Running a business is difficult enough without family power struggles and generational differences. Inevitably a parent will die, siblings might want out of the business, or spouses could get divorced, causing the remaining family/owners to bicker over who gets what piece of the family business pie. “No business is worth losing your family over so take the time to discuss all buy, sell, and partnership parameters before they elevate to issues and the most important relationships in your life are lost,” says Julie Gordon White, owner of BlueKey Business Brokerage M&A, a firm specializing in the sale of mid-sized companies with revenues up to $20 million.
Also known as a buyout agreement, a business prenup or a business will, a buy-sell arrangement consists of legally binding clauses made by co-owners to decide how the business will be broken up, who can buy a departing partner’s shares, how the price of the shares will be calculated, and what circumstances (i.e. death, divorce, or other life-changing scenarios) will trigger the agreement. This week on Family Biz, Gordon White suggests three things that your family should do while drafting a buy-sell agreement to avoid any future squabbles.

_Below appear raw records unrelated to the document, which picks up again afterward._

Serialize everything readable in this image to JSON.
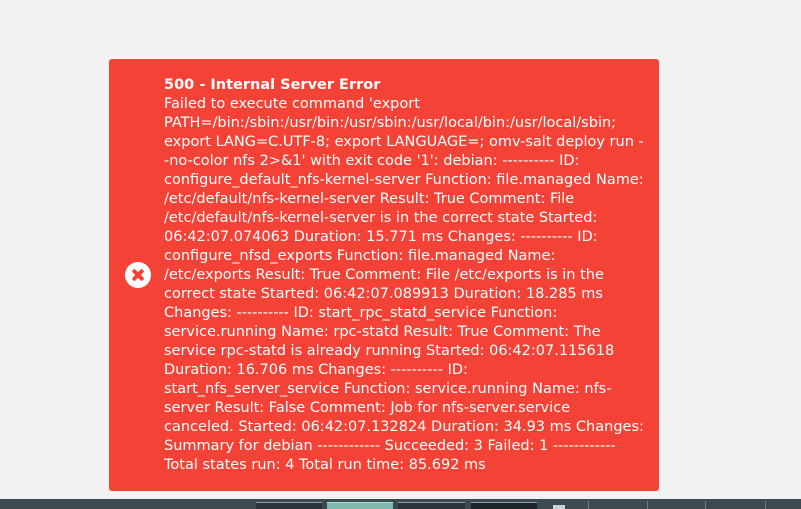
{
  "error": {
    "title": "500 - Internal Server Error",
    "message": "Failed to execute command 'export PATH=/bin:/sbin:/usr/bin:/usr/sbin:/usr/local/bin:/usr/local/sbin; export LANG=C.UTF-8; export LANGUAGE=; omv-salt deploy run --no-color nfs 2>&1' with exit code '1': debian: ---------- ID: configure_default_nfs-kernel-server Function: file.managed Name: /etc/default/nfs-kernel-server Result: True Comment: File /etc/default/nfs-kernel-server is in the correct state Started: 06:42:07.074063 Duration: 15.771 ms Changes: ---------- ID: configure_nfsd_exports Function: file.managed Name: /etc/exports Result: True Comment: File /etc/exports is in the correct state Started: 06:42:07.089913 Duration: 18.285 ms Changes: ---------- ID: start_rpc_statd_service Function: service.running Name: rpc-statd Result: True Comment: The service rpc-statd is already running Started: 06:42:07.115618 Duration: 16.706 ms Changes: ---------- ID: start_nfs_server_service Function: service.running Name: nfs-server Result: False Comment: Job for nfs-server.service canceled. Started: 06:42:07.132824 Duration: 34.93 ms Changes: Summary for debian ------------ Succeeded: 3 Failed: 1 ------------ Total states run: 4 Total run time: 85.692 ms",
    "icon": "close-circle-icon",
    "background_color": "#f44336"
  }
}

1) Agree upon a valuation method. The value of your business will fluctuate, so having a clearly defined and documented valuation method will alleviate future disputes at the time of sale. “One partner may think the business should be valued on a multiple of 3 (usually the buyer) while the other thinks a fair multiple is 5 (probably the seller), creating a huge discrepancy in value,” says Gordon White. You can agree to terms up front or simply agree that you will hire a mutually acceptable certified business appraiser.
2) Determine how the sale will be financed. Bank financing may or may not be available and alternative sources should be agreed upon and documented in the Agreement. Cash isn’t the only consideration to be exchanged during a sale, says Gordon White. A transfer of debt, a line of credit against receivables, and seller financing are only of few of the many ways to finance a transaction.
3) Hire professionals. Make sure that your business appraiser or valuator is an experienced transaction accountant who clearly understands the tax consequences of a change of ownership because tax mitigation can be an integral part of crafting the Agreement. “It’s not how much you get, its how much you [get to] keep, so know how much Uncle Sam is going to take before you make any final decisions,” says Gordon White.